Neuroscientists uncover the source of visual system's 'false alarms'

On rare occasion, the light-sensing photoreceptor cells in the eye misfire and signal to the brain as if they have captured photons, when in reality they haven't. For years this phenomenon remained a mystery. Reporting in the June 10 issue of Science, neuroscientists at the Johns Hopkins University School of Medicine have discovered that a light-capturing pigment molecule in photoreceptors can be triggered by heat, as well, giving rise to these false alarms.

"A photon, the unit of light, is just energy, which, when captured by the pigment rhodopsin, most of the time causes the molecule to change shape, then triggering the cell to send an electrical signal to the brain to inform about light absorption," explains King-Wai Yau, Ph.D., professor of neuroscience at Johns Hopkins and member of its Center for Sensory Biology. "If rhodopsin can be triggered by light energy," says Yau, "it may also be occasionally triggered by other types of energy, such as heat, producing false alarms. These fake signals compromise our ability to see objects on a moonless night. So we tried to figure it out; namely, how the pigment is tripped by accident."

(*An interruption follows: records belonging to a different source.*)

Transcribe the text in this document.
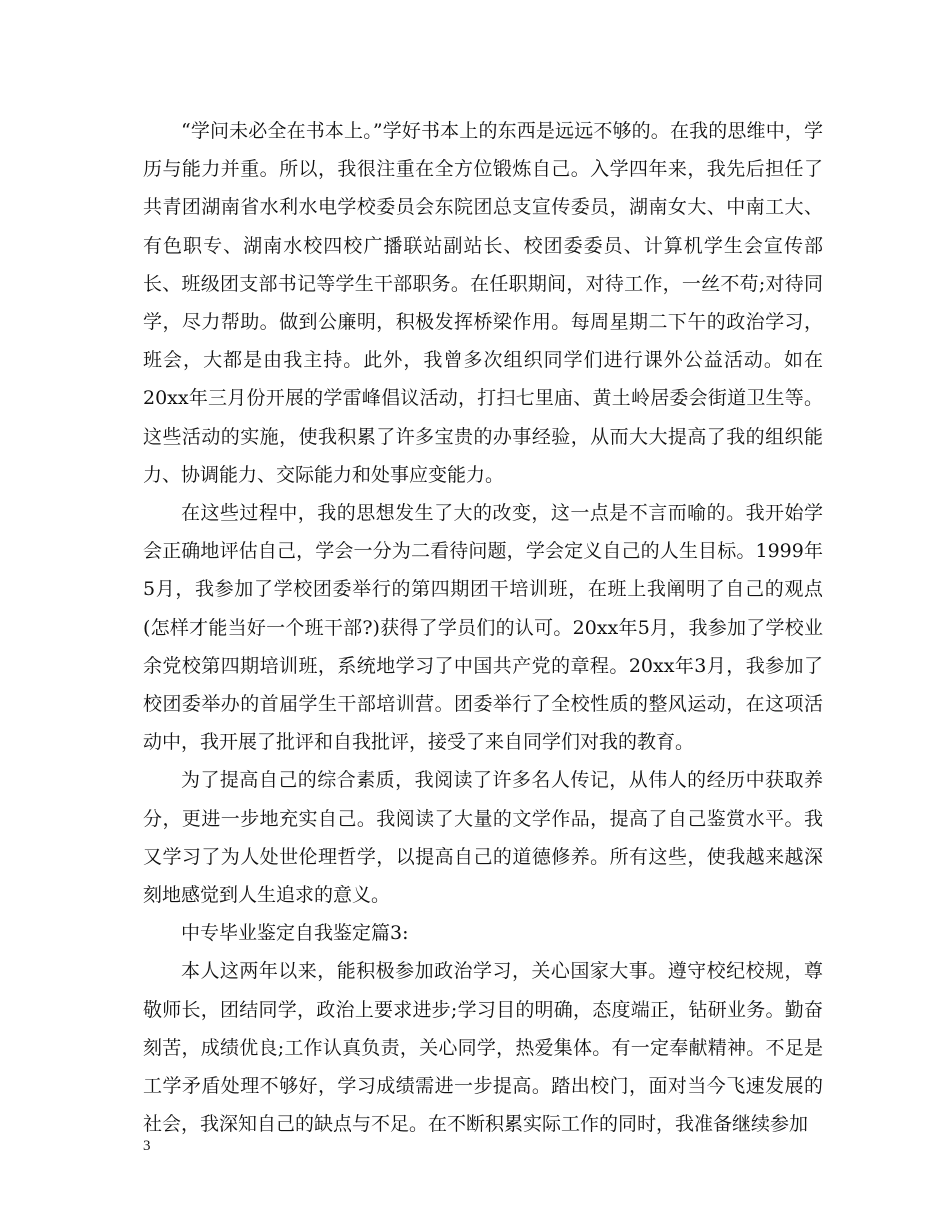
“学问未必全在书本上。”学好书本上的东西是远远不够的。在我的思维中，学历与能力并重。所以，我很注重在全方位锻炼自己。入学四年来，我先后担任了共青团湖南省水利水电学校委员会东院团总支宣传委员，湖南女大、中南工大、有色职专、湖南水校四校广播联站副站长、校团委委员、计算机学生会宣传部长、班级团支部书记等学生干部职务。在任职期间，对待工作，一丝不苟;对待同学，尽力帮助。做到公廉明，积极发挥桥梁作用。每周星期二下午的政治学习，班会，大都是由我主持。此外，我曾多次组织同学们进行课外公益活动。如在20xx年三月份开展的学雷峰倡议活动，打扫七里庙、黄土岭居委会街道卫生等。这些活动的实施，使我积累了许多宝贵的办事经验，从而大大提高了我的组织能力、协调能力、交际能力和处事应变能力。

在这些过程中，我的思想发生了大的改变，这一点是不言而喻的。我开始学会正确地评估自己，学会一分为二看待问题，学会定义自己的人生目标。1999年5月，我参加了学校团委举行的第四期团干培训班，在班上我阐明了自己的观点(怎样才能当好一个班干部?)获得了学员们的认可。20xx年5月，我参加了学校业余党校第四期培训班，系统地学习了中国共产党的章程。20xx年3月，我参加了校团委举办的首届学生干部培训营。团委举行了全校性质的整风运动，在这项活动中，我开展了批评和自我批评，接受了来自同学们对我的教育。

为了提高自己的综合素质，我阅读了许多名人传记，从伟人的经历中获取养分，更进一步地充实自己。我阅读了大量的文学作品，提高了自己鉴赏水平。我又学习了为人处世伦理哲学，以提高自己的道德修养。所有这些，使我越来越深刻地感觉到人生追求的意义。

中专毕业鉴定自我鉴定篇3:

本人这两年以来，能积极参加政治学习，关心国家大事。遵守校纪校规，尊敬师长，团结同学，政治上要求进步;学习目的明确，态度端正，钻研业务。勤奋刻苦，成绩优良;工作认真负责，关心同学，热爱集体。有一定奉献精神。不足是工学矛盾处理不够好，学习成绩需进一步提高。踏出校门，面对当今飞速发展的社会，我深知自己的缺点与不足。在不断积累实际工作的同时，我准备继续参加

3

"Thermal energy is everywhere, as long as the temperature is above absolute zero," says neuroscience research associate Dong-Gen Luo, Ph.D. "The question is: How much heat energy would it take to trigger rhodopsin and enable it to fire off a signal, even without capturing light?" says Johns Hopkins Biochemistry, Cellular and Molecular Biology graduate student Wendy Yue.

For 30 years, the assumption was that heat could trigger a pigment molecule to send a false signal, but through a mechanism different from that of light, says Yau, because it seemed, based on theoretical calculations: that very little thermal energy was required compared to light energy.

But the theory, according to Yau, was based mainly on the pigment rhodopsin. However, rhodopsin is mainly responsible for seeing in dim light and is not the only pigment in the eye; other pigments are present in red-, green- and blue-sensitive cone photoreceptors that are used for color and bright-light vision. Although researchers are able to measure the false events of rhodopsin from a single rhodopsin-containing cell, a long-standing challenge has been to take measurements of the other pigments. "The electrical signal from a single cone pigment molecule is so small in a cone cell that it is simply not measurable," says Luo. "So we had to figure out a new way to measure these false signals from cone pigments."

By engineering a rod cell to make human red cone pigment, which is usually only found in cone cells, Yau's team was able to measure the electrical output from an individual cell and calculate this pigment's false signals by taking advantage of the large and detectable signals sent out from the cell.

As for blue cone pigment, "Nature did the experiment for us," says Yau. "In many amphibians, one type of rod cells called green rods naturally express a blue cone pigment, as do blue cones." So to determine whether heat can cause pigment cells to misfire, the team, working in the dark, first cooled the cells, and then slowly returned the cells to room temperature, measuring the electrical activity of the cells as they warmed up. They found that red-sensing pigment triggers false alarms most frequently, rhodopsin (bluish-green-sensing pigment) triggers falsely less frequently, and blue-sensing pigment does so even less.

"This validates the 60-year-old Barlow's hypothesis that suggested the longer wavelength the pigment senses-meaning the closer to the red end of the spectrum-the noisier it is," says Yau. And this finding led the team to develop and test a new theory: that heat can trigger pigments to misfire, by the same mechanism as light.

Pivotal to this theory is that visual pigment molecules are large, complex molecules containing many chemical bonds. And since each chemical bond has the potential to contain some small amount of thermal energy, the total amount of energy a pigment molecule could contain can, in theory, be enough to trigger the false alarm.

"For a long time, people assumed that light and heat had to trigger via different mechanisms, but now we think that both types of energy, in fact, trigger identical changes in the pigment molecules," says Yau. Moreover, since longer wavelength pigments have higher rates of false alarms, Yau says this may explain why animals never evolved to have infrared-sensing pigments.

"Apart from putting to rest a long-standing debate, it's a wake-up call for researchers to realize that biomolecules in general have more potential thermal energy than previously thought," says Luo.